…To Take Steps to Survive Low Dairy Prices
By Leon Ressler, Lancaster Farming
(Original article: http://www.lancasterfarming.com/agriculturalinformation/1031-NowTime#.Vjd6nH6rSM9)
This year, the dairy industry is experiencing a down cycle similar to 2009 and 2012. These volatile market swings are not new or unexpected.
Extension dairy specialist Virginia Ishler says there are management practices that can be implemented to help sustain the dairy operation under these conditions.
Last year at this time, producers were receiving record high milk prices, and now the milk price is $9 per hundredweight less.
Unfortunately, farm expenses do not decrease accordingly and the challenge is sustaining a business when revenue is dramatically reduced.
This downturn in the cycle is not new and is similar to what was experienced in 2009 with extremely low milk prices and in 2012 with extremely high feed prices.
There are strategies that can be implemented to survive these volatile cycles. As in any business, there are the short- and long-term plans. Since the projections in milk price do not look promising, implementing strategies now is paramount.
The first step is to resist any temptation to short-change the cows on nutrition. Milk income has to be optimized and with a low milk price, making ration changes that result in reduced milk production is not prudent. But there may be options to bring feed costs per cow more in line.
In 2014, producers who were controlling their feed costs showed approximately 30 percent of their income going toward feed. Currently, these same producers are hovering between 40 to 45 percent.
The herds experiencing difficulty already have more than 50 percent of their income going toward feed. So far, weather conditions have been good for hay crop forage and corn for silage.
Optimizing forage inventories, allocating forages based on quality to the various animal groups, and feeding a high-forage-based ration can be strategies to control purchased feed costs.
Now is the time to start having a conversation with the nutritionist about what is doable for the herd.
There are also several management practices the producer can focus on during these tough times. Revisiting feeding management on the farm may be warranted.
Focus on routinely testing dry matters on forages and adjust the rations accordingly. Monitor intakes for the herd or group, keep feed in front of the cows 22 hours per day and provide a separate group for fresh cows and 2-year-olds if facilities permit.
In herds fed total mixed rations, check particle size to avoid sorting problems and analyze the ration to confirm it is being mixed properly.
In component-fed herds, weigh the grain scoops to confirm weights on new feed deliveries to minimize overfeeding or underfeeding.
Some of these practices require a time commitment and some monetary expense, but they can greatly affect animal performance and efficiency.
The Extension Dairy Team’s work with cash flow plans the last few years fairly consistently shows an average gross milk break-even price of $19 per hundredweight.
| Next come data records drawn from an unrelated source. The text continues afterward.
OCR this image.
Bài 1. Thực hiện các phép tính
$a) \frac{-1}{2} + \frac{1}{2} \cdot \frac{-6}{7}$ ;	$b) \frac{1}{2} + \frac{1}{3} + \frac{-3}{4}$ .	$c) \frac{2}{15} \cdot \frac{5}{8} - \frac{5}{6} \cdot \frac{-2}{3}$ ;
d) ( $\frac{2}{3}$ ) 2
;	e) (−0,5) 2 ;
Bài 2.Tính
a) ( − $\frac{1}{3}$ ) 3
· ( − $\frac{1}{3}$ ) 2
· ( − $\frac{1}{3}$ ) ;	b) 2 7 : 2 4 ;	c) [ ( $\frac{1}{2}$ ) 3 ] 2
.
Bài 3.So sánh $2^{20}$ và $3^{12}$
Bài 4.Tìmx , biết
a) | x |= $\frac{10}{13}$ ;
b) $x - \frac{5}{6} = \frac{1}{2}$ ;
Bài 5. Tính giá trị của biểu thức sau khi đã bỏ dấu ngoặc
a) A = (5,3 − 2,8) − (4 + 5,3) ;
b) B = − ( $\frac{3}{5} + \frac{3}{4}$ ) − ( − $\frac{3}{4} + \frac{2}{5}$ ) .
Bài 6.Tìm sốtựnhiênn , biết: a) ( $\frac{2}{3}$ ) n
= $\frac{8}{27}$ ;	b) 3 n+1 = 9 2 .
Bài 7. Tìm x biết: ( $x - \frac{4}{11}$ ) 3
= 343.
The projected gross milk price currently is around $16-$17.
When evaluating dairy operations from the most to least profitable, the areas that don’t fluctuate much are direct expenses and most operating expenses.
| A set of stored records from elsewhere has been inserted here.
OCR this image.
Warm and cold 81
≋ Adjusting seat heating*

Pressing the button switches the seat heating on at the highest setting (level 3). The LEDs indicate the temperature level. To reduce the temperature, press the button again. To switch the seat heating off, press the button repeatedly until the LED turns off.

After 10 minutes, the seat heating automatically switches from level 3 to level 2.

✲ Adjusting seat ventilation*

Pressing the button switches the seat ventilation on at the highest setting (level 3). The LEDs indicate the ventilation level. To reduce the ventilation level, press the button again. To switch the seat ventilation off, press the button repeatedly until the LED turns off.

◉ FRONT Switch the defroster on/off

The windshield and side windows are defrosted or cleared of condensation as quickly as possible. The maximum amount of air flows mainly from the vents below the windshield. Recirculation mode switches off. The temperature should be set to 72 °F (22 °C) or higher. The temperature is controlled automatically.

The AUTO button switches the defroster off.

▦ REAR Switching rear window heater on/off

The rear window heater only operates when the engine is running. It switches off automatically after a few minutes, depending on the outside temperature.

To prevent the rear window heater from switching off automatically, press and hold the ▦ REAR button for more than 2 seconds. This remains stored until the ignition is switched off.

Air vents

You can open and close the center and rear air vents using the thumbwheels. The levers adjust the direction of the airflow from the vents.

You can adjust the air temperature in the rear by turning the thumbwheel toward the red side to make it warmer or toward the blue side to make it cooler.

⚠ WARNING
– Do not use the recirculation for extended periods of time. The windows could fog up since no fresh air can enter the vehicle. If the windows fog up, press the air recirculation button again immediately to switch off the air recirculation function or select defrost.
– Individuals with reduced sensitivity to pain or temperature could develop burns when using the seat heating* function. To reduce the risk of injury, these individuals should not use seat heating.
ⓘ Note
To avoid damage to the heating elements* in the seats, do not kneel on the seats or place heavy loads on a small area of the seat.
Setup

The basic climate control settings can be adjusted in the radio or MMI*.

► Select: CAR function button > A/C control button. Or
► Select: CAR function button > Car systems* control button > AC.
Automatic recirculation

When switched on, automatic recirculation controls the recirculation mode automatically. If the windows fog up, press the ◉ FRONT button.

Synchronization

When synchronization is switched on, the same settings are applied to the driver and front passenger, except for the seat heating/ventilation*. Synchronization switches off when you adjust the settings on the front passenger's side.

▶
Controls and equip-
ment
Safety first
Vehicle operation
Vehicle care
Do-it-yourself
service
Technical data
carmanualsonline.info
The exceptions usually revolve around repairs and hired labor expense. The one constant between herds with varying break-even is their purchased feed cost — both forage and concentrates — and the direct crop costs.
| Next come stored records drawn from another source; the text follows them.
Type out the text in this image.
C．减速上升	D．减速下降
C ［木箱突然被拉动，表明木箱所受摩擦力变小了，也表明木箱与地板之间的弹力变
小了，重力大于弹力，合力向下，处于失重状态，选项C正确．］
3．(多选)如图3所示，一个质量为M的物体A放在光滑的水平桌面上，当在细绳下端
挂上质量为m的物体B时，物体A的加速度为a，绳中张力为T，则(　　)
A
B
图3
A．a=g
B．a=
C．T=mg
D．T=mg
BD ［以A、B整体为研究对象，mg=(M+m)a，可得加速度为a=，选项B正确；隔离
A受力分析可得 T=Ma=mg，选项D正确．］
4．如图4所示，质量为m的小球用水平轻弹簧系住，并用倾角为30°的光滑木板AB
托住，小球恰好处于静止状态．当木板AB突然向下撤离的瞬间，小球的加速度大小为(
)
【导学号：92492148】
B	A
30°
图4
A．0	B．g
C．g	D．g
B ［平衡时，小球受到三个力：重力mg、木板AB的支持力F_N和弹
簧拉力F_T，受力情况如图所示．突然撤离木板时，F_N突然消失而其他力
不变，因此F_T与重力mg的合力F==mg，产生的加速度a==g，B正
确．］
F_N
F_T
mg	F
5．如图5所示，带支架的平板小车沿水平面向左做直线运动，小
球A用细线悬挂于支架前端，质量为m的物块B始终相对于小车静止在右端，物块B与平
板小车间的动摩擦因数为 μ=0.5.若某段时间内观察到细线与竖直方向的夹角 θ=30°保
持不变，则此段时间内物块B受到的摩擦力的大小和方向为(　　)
This is the area having the greatest impact on cash surplus. Forage quality and quantity are the big drivers to maintaining a positive cash flow.
A long-term approach to surviving downturns in the market cycle is to evaluate cropping strategies, which include double-cropping and alternative crops.
Implement best management practices to improve or maintain the highest quality forage for the lactating cows and the right-quality forage for the other groups. Producers who have embraced these concepts are better prepared to deal with the downturn in milk price and milk income.
To Understand the Market Psychology Affecting Milk Prices
The world’s financial markets were volatile again last month but really changed very little. Jim Dunn, Penn State professor of agricultural economics, reports the underlying issues are a slowing Chinese economy, massive migration to Europe from the Middle East and unpredictable Russian behavior.
U.S. corn and soybean crops are good, although not as big as last year. Of course, the strong dollar is undermining export opportunities for most agricultural products, depressing U.S. prices. The excellent crops elsewhere will further limit export opportunities for corn and beans.
Dunn estimates the Pennsylvania all-milk price for September to be $18.73 per hundredweight, up $1.13 from August, and the October price will be $19.45.
His forecast for the average Pennsylvania all-milk price for the next nine months is $19.20 per hundredweight, up considerably from recent months.
Quote of the Week
“Being others-focused instead of self-focused changes your worldview. Living in a selfless manner and seeking to help others enriches our very existence on a daily basis. Get your hands dirty once in a while by serving in a capacity that is lower than your position or station in life. This keeps you tethered to the real world and grounded to reality, which should make it harder to be prideful and forget where you came from.”
— Miles Anthony Smith
Leon Ressler is district director of Penn State Cooperative Extension for Chester, Lancaster and Lebanon counties.